Babel "Babel" ist ein Film, der seine gesamte Wirkung einzig und allein im Kino entfalten kann. Er verdankt seine Qualität nicht etwa einer politisch besonders scharfen Beobachtung, die etwa der von der Struktur ähnliche "Syriana" bot. Aber das ist auch nie das Ziel von Iñárritu gewesen. Schon "Amores Perros" war mehr Stadt-Porträt als radikale Sozialkritik und auch mit "Babel" geht es dem Regisseur mehr um eine Zustandsbeschreibung als um eine politische Zuspitzung. So sehr die Meinungen über die vermeintliche Botschaft des Films auseinandergehen: Der filmischen Qualität und Wahrhaftigkeit von "Babel" wird man sich nicht entziehen können.
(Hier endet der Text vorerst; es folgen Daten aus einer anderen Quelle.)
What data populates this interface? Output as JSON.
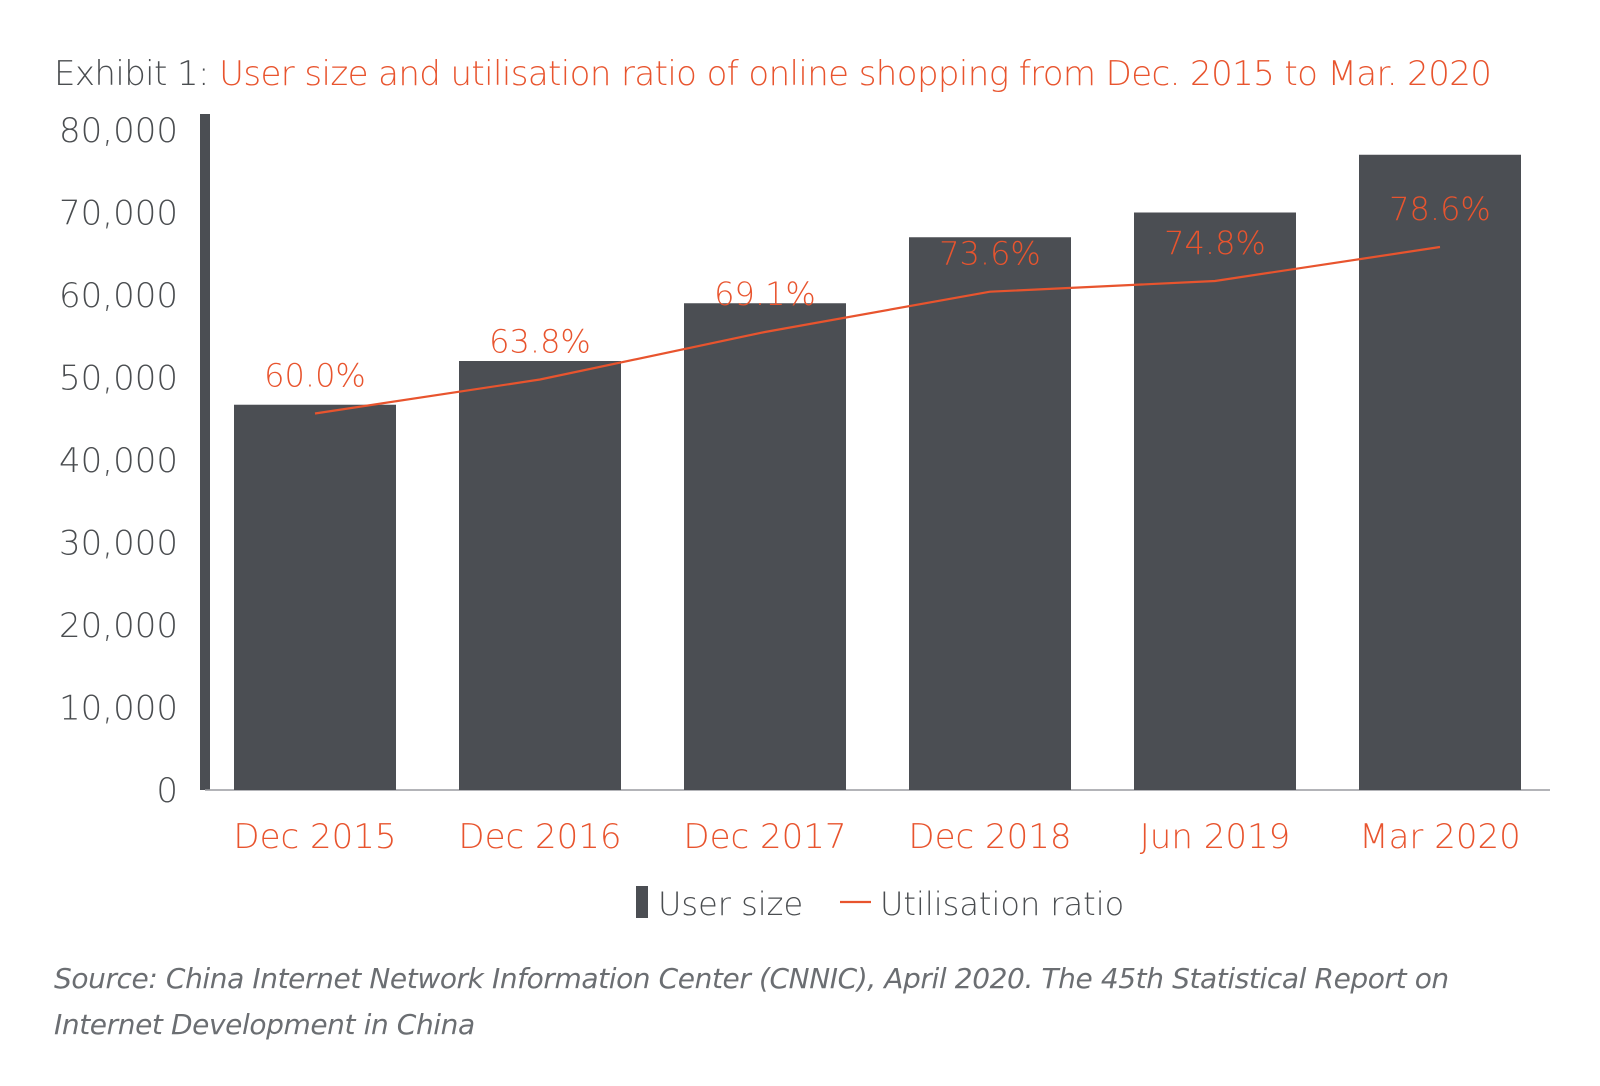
{
  "title_prefix": "Exhibit 1:",
  "title": "User size and utilisation ratio of online shopping from Dec.  2015 to Mar.  2020",
  "source": "Source: China Internet Network Information Center (CNNIC), April 2020.  The 45th Statistical Report on Internet Development in China",
  "colors": {
    "bar": "#4b4e53",
    "line": "#e8542e",
    "text": "#4a4d50",
    "category": "#e8542e"
  },
  "chart_data": {
    "type": "bar",
    "categories": [
      "Dec 2015",
      "Dec 2016",
      "Dec 2017",
      "Dec 2018",
      "Jun 2019",
      "Mar 2020"
    ],
    "series": [
      {
        "name": "User size",
        "type": "bar",
        "values": [
          46700,
          52000,
          59000,
          67000,
          70000,
          77000
        ]
      },
      {
        "name": "Utilisation ratio",
        "type": "line",
        "values": [
          60.0,
          63.8,
          69.1,
          73.6,
          74.8,
          78.6
        ],
        "labels": [
          "60.0%",
          "63.8%",
          "69.1%",
          "73.6%",
          "74.8%",
          "78.6%"
        ]
      }
    ],
    "y_ticks": [
      "0",
      "10,000",
      "20,000",
      "30,000",
      "40,000",
      "50,000",
      "60,000",
      "70,000",
      "80,000"
    ],
    "ylim": [
      0,
      80000
    ],
    "legend": "bottom-center",
    "grid": false
  }
}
Selbst die hier vorgetragenen Kritikpunkte sind mehr Diskussionsansätze als Mängel des Films, und sollte man nicht froh sein über jedes Werk, über das zu diskutieren sich lohnt? "Babel" jedenfalls ist der bisher herausragende Film des Kinojahres 2006 und ein weiteres Meisterwerk in der Filmografie eines der interessantesten Regisseure unserer Zeit. Iñárritu hat beim diesjährigen Festival in Cannes zu Recht den Preis für die Beste Regie erhalten.

Anmerkung: Da es in "Babel" vor allem um Sprache geht, sollte man den Film unbedingt in der untertitelten Originalfassung sehen, die hierzulande in vielen Kinos angeboten wird.